Lors de l'accouplement corporel n'est en état d'engendrer que celui qui use avec joie et désir d'un membre vif; de même lors de l'accouplement spirituel, qui consiste à dire l'enseignement et la prière : celui qui le pratique avec un membre vif, dans la joie et les délices, celui-là engendre.

Baal-Shem-Tov, Vivre en bonne entente avec Dieu
Paroles recueillies par Martin Buber

 

CORS DE JOY

"Bel ami, si avenant, si beau,
quand vous tiendrai-je en mon pouvoir,
couchée avec vous un soir,
pour vous donner un baiser d'amour.
Sachez que mon grand désir
est de vous prendre au lieu de mon mari,
dans la mesure où vous ferez la promesse
de tout faire selon ma volonté."

La comtesse de Die, XIIème siècle

"L'amour veut un amant cavalier,
doué aux armes et pour un autre service !
Beau parleur et généreux,
qui sache faire et dire
dehors, chez lui,
selon son pouvoir,
et qui soit de plaisante compagnie, courtois, agréable.
La dame qui avec un tel amant couche
est purifiée de tous ses péchés !"

Bertran de Born, XIIème siècle

"-Puisque vous êtes savant à ce propos
je veux que vous me disiez si elle doit se placer à égalité,
la dame, avec son amant quand elle le désire franchement;
autant qu'il le fait avec elle, selon l'amour
qui inspire leurs droits aux amants. (...)

- Je réponds à la dame, brièvement,
qu'envers son amant, la dame doit se comporter
comme lui envers elle, sans égards pour son rang.
Entre deux amis, il ne doit pas y en avoir un qui domine."
Maria de Ventadorn - XIIè s.
"Je me sais frivole,
mais la beauté, née de l'amour intense,
l'accueil précieux, les signes d'attention,
et la merveille qui dépasse toute autre,
m'on mis sur cette voie
dont je sais bien qu'elle est folie;
mais la folie des amants
est leur bon sens. Le bon sens est pour eux folie."

Raimon de Miraval, XIIIème siècle

"Cela me comblerait si vous pensiez
que je puisse en un lieu venir
et vous baiser et vous étreindre.
Ainsi peut revenir à la vie
mon corps, qui vous désire
et a pour vous tous les élans.
Ami, ne me laissez pas mourir !"

Na Castelosa, XIIIème siècle

 

LES SOUFFLES D'EROS

"Puisque chaque consonne peut être considérée comme une partie infime du balbutiement primitif homogène de l'Eros, nous devons aussi bien admettre que chaque lettre de l'alphabet renferme une certaine énergie sexuelle correspondant à une compression donnée du souffle.
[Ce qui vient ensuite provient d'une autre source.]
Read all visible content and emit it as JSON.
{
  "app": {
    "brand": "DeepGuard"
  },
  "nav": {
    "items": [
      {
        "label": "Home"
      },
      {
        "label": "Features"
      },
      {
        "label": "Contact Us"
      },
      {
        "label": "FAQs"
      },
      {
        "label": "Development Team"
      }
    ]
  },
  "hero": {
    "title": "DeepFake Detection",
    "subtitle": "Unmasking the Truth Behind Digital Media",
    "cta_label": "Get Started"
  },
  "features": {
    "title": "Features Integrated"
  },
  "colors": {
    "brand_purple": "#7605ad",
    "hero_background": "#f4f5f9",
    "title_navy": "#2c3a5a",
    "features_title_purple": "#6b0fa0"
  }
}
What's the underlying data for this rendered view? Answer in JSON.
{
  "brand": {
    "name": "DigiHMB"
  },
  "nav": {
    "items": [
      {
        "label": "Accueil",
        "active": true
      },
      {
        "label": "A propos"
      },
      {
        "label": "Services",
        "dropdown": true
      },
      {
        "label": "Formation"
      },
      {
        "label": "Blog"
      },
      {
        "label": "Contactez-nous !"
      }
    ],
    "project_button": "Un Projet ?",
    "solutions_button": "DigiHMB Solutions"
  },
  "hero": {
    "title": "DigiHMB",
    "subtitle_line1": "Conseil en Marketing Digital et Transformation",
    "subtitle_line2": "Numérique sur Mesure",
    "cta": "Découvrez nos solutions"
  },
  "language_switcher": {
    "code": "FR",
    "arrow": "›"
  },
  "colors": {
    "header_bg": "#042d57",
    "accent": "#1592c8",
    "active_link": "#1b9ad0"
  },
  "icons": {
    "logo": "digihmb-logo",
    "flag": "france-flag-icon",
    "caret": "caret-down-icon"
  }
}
Il va de soi qu'en plus de ces divers degrés de compression sexuelle d'autres éléments de la vie sexuelle interviennent suivan leur ressemblance avec certains bruits ou suivant leur point d'articulation et leur mode de prononciation par l'organisme. Mais la diversité des degrés d'énergie nécessaire pour réaliser des consonnes, aisément ou difficilement prononçables, présuppose obligatoirement des compressions érotiques du souffle."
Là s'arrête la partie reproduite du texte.